- Born: Marisa Kwiatkowski
- Citizenship: United States
- Education: Grand Valley State University Kelley School of Business
- Occupations: Editor Investigative Reporter
- Years active: 2005 - present
- Employer: Knight Foundation
- Known for: USA Gymnastics sex abuse scandal Athlete A
- Awards: Louis M. Lyons Award for Conscience and Integrity in Journalism

= Marisa Kwiatkowski =

American journalist and investigative reporter

Marisa Kwiatkowski is an American journalist and former investigative reporter at USA Today, known for her reporting of the USA Gymnastics' sexual abuse scandal. As of July 2024, she is a director of journalism programs at the Knight Foundation.

==Life and career==
Kwiatkowski holds an undergraduate degree from Grand Valley State University (B.A., 2005) and began her career in Michigan at the Grand Haven Tribune.

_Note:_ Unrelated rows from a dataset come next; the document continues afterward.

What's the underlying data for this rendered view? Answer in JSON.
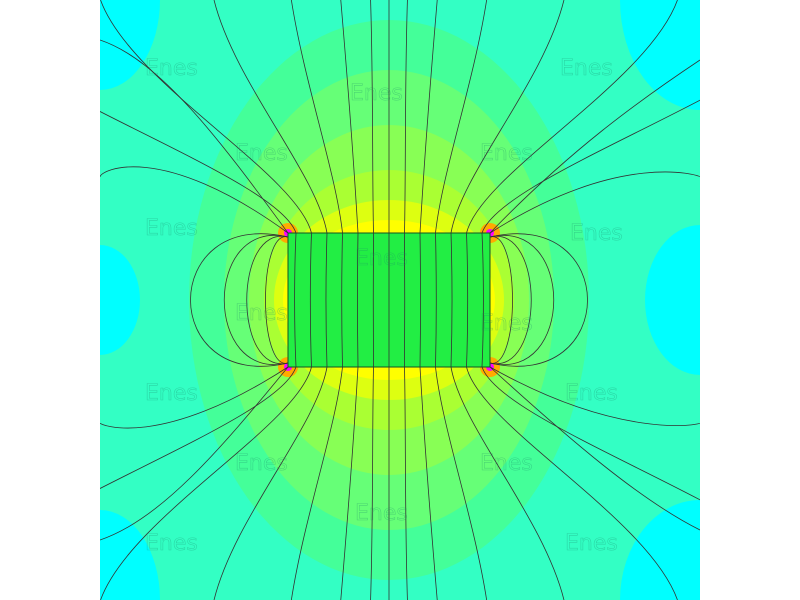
{
  "figure": {
    "watermark_text": "Enes",
    "colors": {
      "outer": "#00ffff",
      "teal": "#33ffc4",
      "mint": "#44ff99",
      "green": "#66ff77",
      "yellow_green": "#99ff44",
      "lime": "#ccff22",
      "yellow": "#ffff00",
      "orange": "#ffcc00",
      "corner": "#ff00ff",
      "magnet": "#22ee44",
      "field_line": "#333333"
    }
  }
}
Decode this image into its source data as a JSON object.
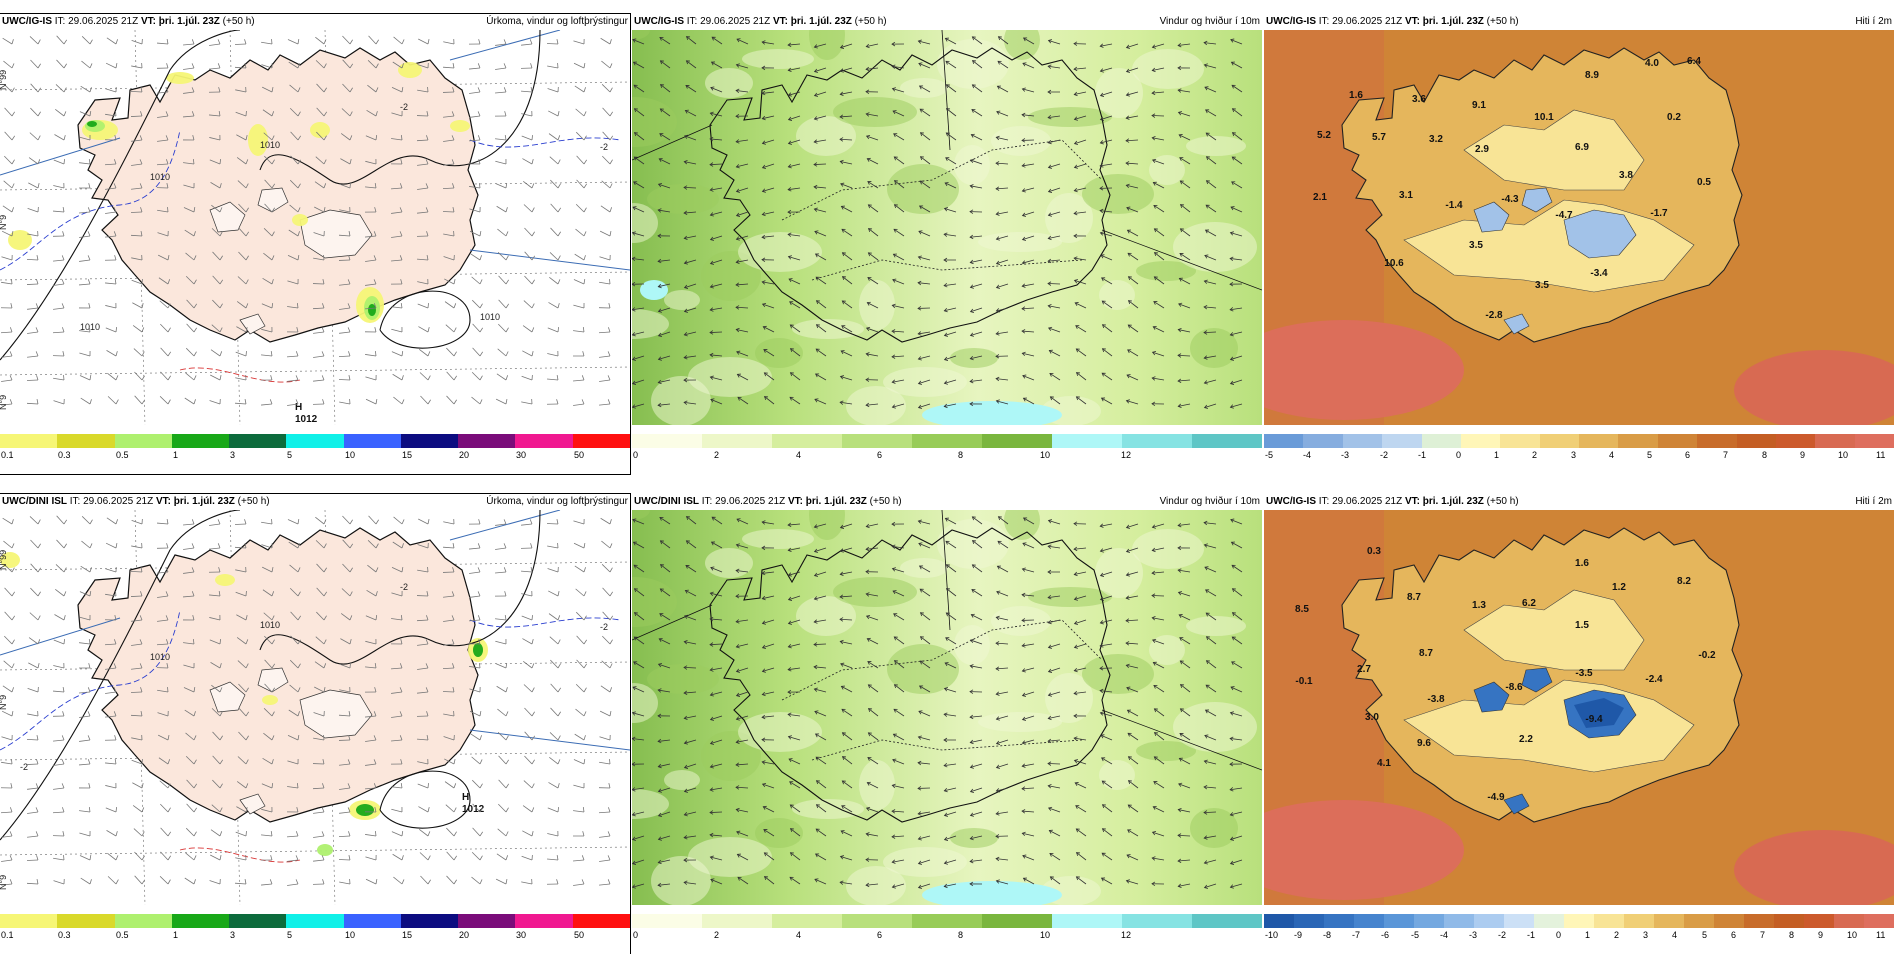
{
  "panels": [
    {
      "row": 0,
      "col": 0,
      "type": "precip",
      "model": "UWC/IG-IS",
      "it_label": "IT:",
      "it": "29.06.2025 21Z",
      "vt_label": "VT:",
      "vt": "þri. 1.júl. 23Z",
      "lead": "(+50 h)",
      "label": "Úrkoma, vindur og loftþrýstingur",
      "highs": [
        {
          "text": "H"
        },
        {
          "text": "1012"
        }
      ],
      "isobars": [
        "1010",
        "1010",
        "1010",
        "1010"
      ],
      "isotherms": [
        "-2",
        "-2"
      ]
    },
    {
      "row": 0,
      "col": 1,
      "type": "wind",
      "model": "UWC/IG-IS",
      "it_label": "IT:",
      "it": "29.06.2025 21Z",
      "vt_label": "VT:",
      "vt": "þri. 1.júl. 23Z",
      "lead": "(+50 h)",
      "label": "Vindur og hviður í 10m"
    },
    {
      "row": 0,
      "col": 2,
      "type": "temp",
      "model": "UWC/IG-IS",
      "it_label": "IT:",
      "it": "29.06.2025 21Z",
      "vt_label": "VT:",
      "vt": "þri. 1.júl. 23Z",
      "lead": "(+50 h)",
      "label": "Hiti í 2m",
      "temps": [
        "1.6",
        "3.6",
        "9.1",
        "10.1",
        "8.9",
        "4.0",
        "6.4",
        "5.2",
        "5.7",
        "3.2",
        "2.9",
        "6.9",
        "0.2",
        "3.8",
        "0.5",
        "2.1",
        "3.1",
        "-1.4",
        "-4.3",
        "-4.7",
        "-1.7",
        "3.5",
        "10.6",
        "3.5",
        "-3.4",
        "-2.8"
      ]
    },
    {
      "row": 1,
      "col": 0,
      "type": "precip",
      "model": "UWC/DINI ISL",
      "it_label": "IT:",
      "it": "29.06.2025 21Z",
      "vt_label": "VT:",
      "vt": "þri. 1.júl. 23Z",
      "lead": "(+50 h)",
      "label": "Úrkoma, vindur og loftþrýstingur",
      "highs": [
        {
          "text": "H"
        },
        {
          "text": "1012"
        }
      ],
      "isobars": [
        "1010",
        "1010"
      ],
      "isotherms": [
        "-2",
        "-2",
        "-2"
      ]
    },
    {
      "row": 1,
      "col": 1,
      "type": "wind",
      "model": "UWC/DINI ISL",
      "it_label": "IT:",
      "it": "29.06.2025 21Z",
      "vt_label": "VT:",
      "vt": "þri. 1.júl. 23Z",
      "lead": "(+50 h)",
      "label": "Vindur og hviður í 10m"
    },
    {
      "row": 1,
      "col": 2,
      "type": "temp",
      "model": "UWC/IG-IS",
      "it_label": "IT:",
      "it": "29.06.2025 21Z",
      "vt_label": "VT:",
      "vt": "þri. 1.júl. 23Z",
      "lead": "(+50 h)",
      "label": "Hiti í 2m",
      "temps": [
        "0.3",
        "1.6",
        "8.7",
        "1.3",
        "6.2",
        "1.2",
        "8.2",
        "8.5",
        "8.7",
        "1.5",
        "-0.2",
        "2.7",
        "-0.1",
        "-3.5",
        "-2.4",
        "-3.8",
        "-8.6",
        "3.0",
        "-9.4",
        "9.6",
        "2.2",
        "4.1",
        "-4.9"
      ]
    }
  ],
  "legends": {
    "precip": {
      "colors": [
        "#f6f676",
        "#d9d92a",
        "#aef06e",
        "#18a818",
        "#0c6b3c",
        "#10f0e8",
        "#3a62ff",
        "#0c0c80",
        "#7a0c7a",
        "#f01890",
        "#ff1010"
      ],
      "ticks": [
        "0.1",
        "0.3",
        "0.5",
        "1",
        "3",
        "5",
        "10",
        "15",
        "20",
        "30",
        "50"
      ]
    },
    "wind": {
      "colors": [
        "#fbfde6",
        "#edf7c8",
        "#d5ee9e",
        "#b8e07c",
        "#98cc58",
        "#7ab63e",
        "#aef7f7",
        "#86e3e3",
        "#5ec6c6"
      ],
      "ticks": [
        "0",
        "2",
        "4",
        "6",
        "8",
        "10",
        "12"
      ]
    },
    "temp_top": {
      "colors": [
        "#6a9bd8",
        "#86addf",
        "#a2c2e8",
        "#bed6f0",
        "#def0d6",
        "#fff6b8",
        "#f8e496",
        "#f0cf76",
        "#e5b65c",
        "#d99c46",
        "#cf8436",
        "#c86c2a",
        "#c45e24",
        "#cc5a2c",
        "#d86a52",
        "#de6e5e"
      ],
      "ticks": [
        "-5",
        "-4",
        "-3",
        "-2",
        "-1",
        "0",
        "1",
        "2",
        "3",
        "4",
        "5",
        "6",
        "7",
        "8",
        "9",
        "10",
        "11"
      ]
    },
    "temp_bottom": {
      "colors": [
        "#1f58a8",
        "#2a66b6",
        "#3674c2",
        "#4684ce",
        "#5a96d8",
        "#74a8e0",
        "#90bae8",
        "#acccf0",
        "#cce0f6",
        "#e4f2dc",
        "#fff6b8",
        "#f8e496",
        "#f0cf76",
        "#e5b65c",
        "#d99c46",
        "#cf8436",
        "#c86c2a",
        "#c45e24",
        "#cc5a2c",
        "#d86a52",
        "#de6e5e"
      ],
      "ticks": [
        "-10",
        "-9",
        "-8",
        "-7",
        "-6",
        "-5",
        "-4",
        "-3",
        "-2",
        "-1",
        "0",
        "1",
        "2",
        "3",
        "4",
        "5",
        "6",
        "7",
        "8",
        "9",
        "10",
        "11"
      ]
    }
  },
  "axis": {
    "lat_top": "N°99",
    "lat_mid": "N°9",
    "lat_low": "N°9"
  }
}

From 2013 to 2019, Kwiatkowski worked as a reporter at The Indianapolis Star. She reported on a variety of investigative stories focused on victims of assault and harassment. During this time, Kwiatkowski completed a night-time masters of business administration degree program at Indiana University.

In 2019, she joined USA Today as an investigative reporter based in Indianapolis.

In 2020, Kwiatkowski and colleague Tricia Nadolny broke the story that USA Cheer, the governing body of American cheer-leading, knowingly allowed convicted sex offenders to own and operate cheer-leading gyms and otherwise continue to be involved in the sport.

===USA Gymnastics sex abuse scandal===
While at the Star, Kwiatkowski worked on the "Out of Balance" series, which turned into an investigation about how the USA Gymnastics organization failed to report many allegations of sexual abuse by coaches. The reporting began in 2016, initially looking at Indiana-based assaults that were not reported to authorities. The reporting grew in scope and showed how predators exploited a lax culture to prey on children. As a result of the series, more than 500 women came forward with allegations of sexual abuse against Larry Nassar, a team physician who worked in four Olympic games.

The Star's reporting exposed Nassar as a serial abuser. He was sentenced to 175 years in prison in January 2018 after pleading guilty to sexually abusing seven girls and the CEO of board of directors of USA Gymnastics resigned. The Star's investigative series also led to the drafting and passage of the Protecting Young Victims from Sexual Abuse and Safe Sport Authorization Act of 2017, which was signed into law by President Trump.

==Later career==
In July 2024, Kwiatkowski became a director of journalism programs at the Knight Foundation.